Technology has played an integral role in assisting with the migration to remote working, with the number of videoconferences expanding exponentially. For some managers, this has been a way to increase productivity, as travel has been all but eliminated. Many believe that the use of virtual meetings will increase post crisis.
“This period has made virtual venues much more credible to conduct important decisional/review meetings with investment committees.”
Driven in part by this crisis, over a third of the managers surveyed plan to increase their technology budgets in the future, with the largest increases expected by midsize firms and North American managers.
Large firms are better able to leverage their technology spend across a much bigger platform and, therefore, may be less inclined to increase spending than their smaller peers. In addition, the larger firms overall have managed well with the technology already in place and may not see a need to make additional investments.
While the COVID-19 pandemic has shut businesses and forced many to shelter in place, it does not appear to have meaningfully affected asset managers’ product development activities.
More than 30% of firms launched a product in the last month and two-thirds are planning to launch a new product in the next three months. Only 11% of respondents reported having to delay a product launch due to COVID-19.
Managers are likely to have to increase the incubation time of these new products, as flows may be more challenged in the near term. While managers have worked to meet the needs of existing clients, new business is one area that will likely be affected.
“Prospect activity will likely suffer because it is harder to initiate relationships without an in-person meeting.”
Every week, the ranks of the unemployed continue to grow as businesses struggle to adapt to the new normal. Given the nature of the work and the ability to work remotely, the asset management industry has been spared some of this pain.

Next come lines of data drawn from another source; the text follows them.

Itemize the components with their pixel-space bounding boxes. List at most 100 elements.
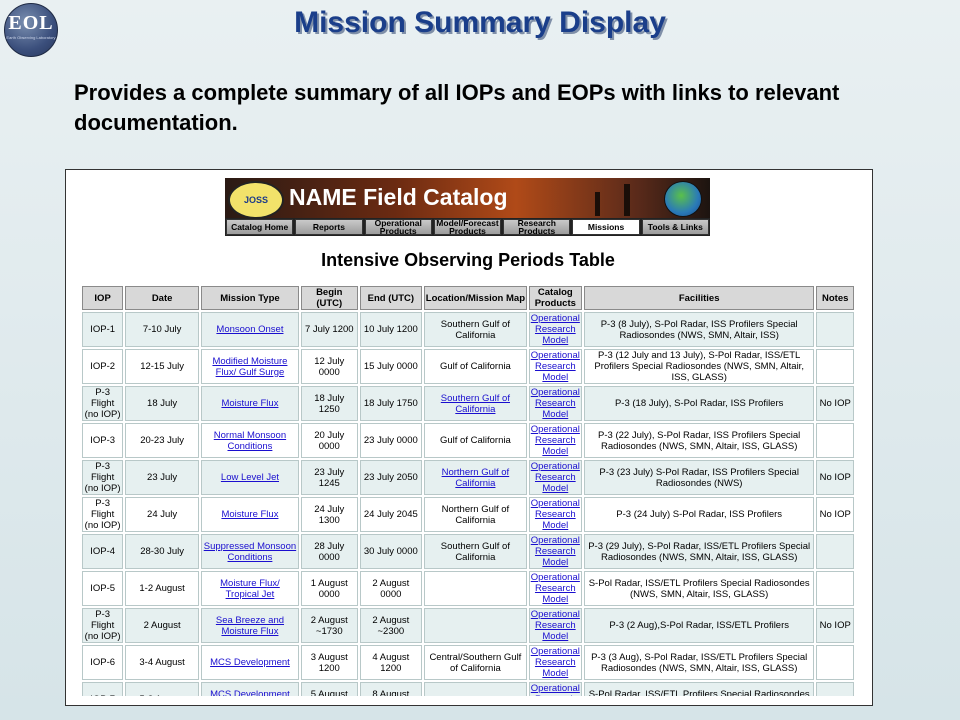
catalog-products-cell: OperationalResearchModel [528,682,582,696]
date-cell-text: 24 July [147,509,178,520]
begin-cell: 18 July 1250 [300,386,358,421]
product-link-research[interactable]: Research [535,546,576,557]
notes-cell: No IOP [816,386,854,421]
facilities-cell-text: P-3 (22 July), S-Pol Radar, ISS Profiler… [598,429,801,452]
end-cell: 8 August 1200 [359,682,423,696]
product-link-research[interactable]: Research [535,324,576,335]
notes-cell: No IOP [816,460,854,495]
end-cell-text: 4 August 1200 [372,651,410,674]
product-link-model[interactable]: Model [542,520,568,531]
facilities-cell: P-3 (24 July) S-Pol Radar, ISS Profilers [583,497,815,532]
mission-type-cell-link[interactable]: Moisture Flux [221,509,278,520]
product-link-operational[interactable]: Operational [531,461,580,472]
product-link-research[interactable]: Research [535,472,576,483]
product-link-research[interactable]: Research [535,398,576,409]
product-link-operational[interactable]: Operational [531,535,580,546]
mission-type-cell-link[interactable]: Sea Breeze and Moisture Flux [216,615,284,637]
iop-cell: IOP-7 [82,682,124,696]
product-link-research[interactable]: Research [535,583,576,594]
product-link-model[interactable]: Model [542,483,568,494]
location-cell-text: Central/Southern Gulf of California [429,651,522,674]
facilities-cell: P-3 (22 July), S-Pol Radar, ISS Profiler… [583,423,815,458]
mission-type-cell: Sea Breeze and Moisture Flux [201,608,299,643]
end-cell: 10 July 1200 [359,312,423,347]
catalog-products-cell: OperationalResearchModel [528,386,582,421]
facilities-cell: S-Pol Radar, ISS/ETL Profilers Special R… [583,682,815,696]
mission-type-cell-link[interactable]: Normal Monsoon Conditions [214,430,286,452]
facilities-cell: P-3 (18 July), S-Pol Radar, ISS Profiler… [583,386,815,421]
iop-cell: IOP-3 [82,423,124,458]
date-cell: 18 July [125,386,199,421]
product-link-operational[interactable]: Operational [531,387,580,398]
product-link-model[interactable]: Model [542,409,568,420]
joss-logo: JOSS [228,181,284,219]
mission-type-cell-link[interactable]: Moisture Flux/ Tropical Jet [220,578,280,600]
product-link-model[interactable]: Model [542,668,568,679]
tab-catalog-home[interactable]: Catalog Home [226,219,294,235]
date-cell: 24 July [125,497,199,532]
notes-cell [816,645,854,680]
product-link-model[interactable]: Model [542,446,568,457]
product-link-operational[interactable]: Operational [531,646,580,657]
tab-reports[interactable]: Reports [295,219,363,235]
location-cell: Northern Gulf of California [424,497,527,532]
catalog-nav-tabs: Catalog Home Reports Operational Products M… [225,218,710,236]
end-cell-text: 23 July 2050 [363,472,418,483]
tab-tools-links[interactable]: Tools & Links [641,219,709,235]
product-link-model[interactable]: Model [542,372,568,383]
iop-cell: P-3 Flight (no IOP) [82,497,124,532]
tab-missions[interactable]: Missions [572,219,640,235]
mission-type-cell: Monsoon Onset [201,312,299,347]
product-link-research[interactable]: Research [535,509,576,520]
product-link-research[interactable]: Research [535,435,576,446]
product-link-operational[interactable]: Operational [531,350,580,361]
location-cell [424,608,527,643]
product-link-research[interactable]: Research [535,694,576,696]
end-cell: 15 July 0000 [359,349,423,384]
product-link-research[interactable]: Research [535,361,576,372]
product-link-operational[interactable]: Operational [531,609,580,620]
begin-cell-text: 7 July 1200 [304,324,354,335]
facilities-cell-text: P-3 (29 July), S-Pol Radar, ISS/ETL Prof… [588,540,811,563]
begin-cell-text: 3 August 1200 [310,651,348,674]
product-link-operational[interactable]: Operational [531,572,580,583]
location-cell-link[interactable]: Southern Gulf of California [441,393,510,415]
end-cell-text: 30 July 0000 [363,546,418,557]
product-link-model[interactable]: Model [542,335,568,346]
end-cell: 18 July 1750 [359,386,423,421]
mission-type-cell: Suppressed Monsoon Conditions [201,534,299,569]
table-row: IOP-3 20-23 July Normal Monsoon Conditions… [82,423,854,458]
location-cell-link[interactable]: Northern Gulf of California [442,467,510,489]
tab-operational-products[interactable]: Operational Products [364,219,432,235]
product-link-research[interactable]: Research [535,657,576,668]
mission-type-cell-link[interactable]: Suppressed Monsoon Conditions [204,541,296,563]
end-cell: 23 July 2050 [359,460,423,495]
product-link-model[interactable]: Model [542,557,568,568]
location-cell-text: Gulf of California [440,361,511,372]
iop-cell-text: P-3 Flight (no IOP) [84,461,121,494]
begin-cell-text: 2 August ~1730 [310,614,348,637]
mission-type-cell-link[interactable]: MCS Development [210,657,290,668]
mission-type-cell-link[interactable]: Monsoon Onset [216,324,283,335]
product-link-operational[interactable]: Operational [531,498,580,509]
mission-type-cell: Modified Moisture Flux/ Gulf Surge [201,349,299,384]
product-link-model[interactable]: Model [542,631,568,642]
date-cell-text: 12-15 July [140,361,185,372]
tab-research-products[interactable]: Research Products [503,219,571,235]
product-link-operational[interactable]: Operational [531,313,580,324]
mission-type-cell-link[interactable]: Low Level Jet [221,472,279,483]
field-catalog-page: JOSS NAME Field Catalog Catalog Home Repo… [80,176,856,696]
mission-type-cell-link[interactable]: Modified Moisture Flux/ Gulf Surge [212,356,287,378]
notes-cell [816,312,854,347]
facilities-cell-text: S-Pol Radar, ISS/ETL Profilers Special R… [588,577,810,600]
product-link-research[interactable]: Research [535,620,576,631]
product-link-model[interactable]: Model [542,594,568,605]
product-link-operational[interactable]: Operational [531,424,580,435]
end-cell-text: 15 July 0000 [363,361,418,372]
table-row: IOP-5 1-2 August Moisture Flux/ Tropical J… [82,571,854,606]
mission-type-cell-link[interactable]: MCS Development Gulf Surge [210,689,290,697]
tab-model-forecast-products[interactable]: Model/Forecast Products [433,219,502,235]
product-link-operational[interactable]: Operational [531,683,580,694]
begin-cell-text: 28 July 0000 [314,540,345,563]
mission-type-cell-link[interactable]: Moisture Flux [221,398,278,409]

Hiring activity, however, has been impacted, with only 15% of managers citing that the crisis has had no effect on its employment plans while another 15% reported formal hiring freezes. Most managers are continuing searches for key positions and only 3% plan to reduce headcount.
Asset managers have adapted to virtual meetings and events but are anxious to get back in front of clients and prospects. So, when are we getting back to hosting events and in-person meetings?
“At some point, given this is a relationship business, we hope to be able to get back to seeing clients in person.”
Managers plan to take the lead from clients, with the majority expecting to begin in-person interactions starting after the summer. The shift away from face-to-face meetings has forced managers to change the ways in which they communicate and will likely have a profound impact on the ways in which they interact with investors going forward.
“In person interactions are, of course, very valuable, and this will not go away. But the mix will shift, especially as the availability and comfort with virtual meetings as technology improves.”
“It’s the End of the World as We Know It (And I Feel Fine),” the song title from R.E.M.’s 1987 hit, sums up the sentiment among asset managers adjusting to the new normal. Most have migrated seamlessly to the remote work environment and have embraced the use of technology to communicate without the expense or hassle associated with travel.
While most managers believe that personal connections matter and that in-person events and meetings will resume in time, this crisis has forced managers and investors to engage in new ways of communicating that will likely have far-reaching implications for interactions going forward.